The ultimate goal is to have patients who need it in a treatment program, so that when they have their baby, they’ll have a system already set up to care for them through the postpartum period. This goal recognizes the fact that women with substance use disorders who are not in treatment have the highest risk of maternal morbidity and mortality prenatally and in the postpartum period.
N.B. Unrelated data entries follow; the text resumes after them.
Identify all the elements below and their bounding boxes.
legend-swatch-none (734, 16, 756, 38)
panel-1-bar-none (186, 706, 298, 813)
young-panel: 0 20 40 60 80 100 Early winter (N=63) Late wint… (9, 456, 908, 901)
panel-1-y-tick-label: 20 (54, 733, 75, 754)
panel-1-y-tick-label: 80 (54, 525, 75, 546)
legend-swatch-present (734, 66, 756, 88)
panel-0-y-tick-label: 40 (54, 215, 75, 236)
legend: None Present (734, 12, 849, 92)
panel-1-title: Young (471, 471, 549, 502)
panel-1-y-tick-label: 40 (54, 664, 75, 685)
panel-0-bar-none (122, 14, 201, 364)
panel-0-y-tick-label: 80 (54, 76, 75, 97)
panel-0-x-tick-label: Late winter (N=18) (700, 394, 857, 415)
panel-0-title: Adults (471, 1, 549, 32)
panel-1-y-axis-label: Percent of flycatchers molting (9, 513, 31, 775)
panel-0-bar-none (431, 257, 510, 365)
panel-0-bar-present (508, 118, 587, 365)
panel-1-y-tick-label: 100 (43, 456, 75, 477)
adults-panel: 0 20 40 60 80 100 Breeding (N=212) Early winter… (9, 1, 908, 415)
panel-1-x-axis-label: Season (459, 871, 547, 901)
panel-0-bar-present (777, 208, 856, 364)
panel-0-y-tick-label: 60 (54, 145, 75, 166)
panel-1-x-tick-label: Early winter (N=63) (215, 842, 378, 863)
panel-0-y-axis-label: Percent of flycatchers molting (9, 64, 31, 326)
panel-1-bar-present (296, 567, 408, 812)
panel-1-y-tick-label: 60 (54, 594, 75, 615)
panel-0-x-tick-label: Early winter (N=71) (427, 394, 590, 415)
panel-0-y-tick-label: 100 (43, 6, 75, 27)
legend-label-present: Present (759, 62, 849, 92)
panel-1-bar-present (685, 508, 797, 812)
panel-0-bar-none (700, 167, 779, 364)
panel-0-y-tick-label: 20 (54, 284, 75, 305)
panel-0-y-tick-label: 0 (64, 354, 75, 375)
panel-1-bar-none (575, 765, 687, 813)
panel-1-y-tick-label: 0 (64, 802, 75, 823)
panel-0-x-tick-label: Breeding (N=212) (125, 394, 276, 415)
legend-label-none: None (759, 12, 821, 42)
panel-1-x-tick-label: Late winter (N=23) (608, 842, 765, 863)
Screening is one component of a larger opioid use disorder “bundle” that focuses on pregnant and postpartum women and aims to reduce morbidity and mortality related to substance use and to improve infant outcomes. The bundle, which Iverson helped develop, is part of the Alliance for Innovation in Maternal Health (AIM) effort to provide systematic approaches to major causes of maternal morbidity and mortality.
Other components of the opioid use disorder bundle – which will be implemented over several years – include improving continuity of care and educating staff and providers on opioid use disorders and the particular needs of pregnant and postpartum women. Currently, BMC has created workgroups to look at how to best educate staff, what systems are already in place for continuity of care and how they can be improved, and how to best measure improvements in maternal morbidity and mortality.
Along with these workgroups, the OB/GYN team is working with community health centers and community organizations to extend the screening and figure out how to best serve prenatal and postpartum women in their populations. They’ve also started a series of staff education on substance use disorders and trauma-informed care, so that all staff members in OB/GYN are prepared to take care of patients with substance use disorders.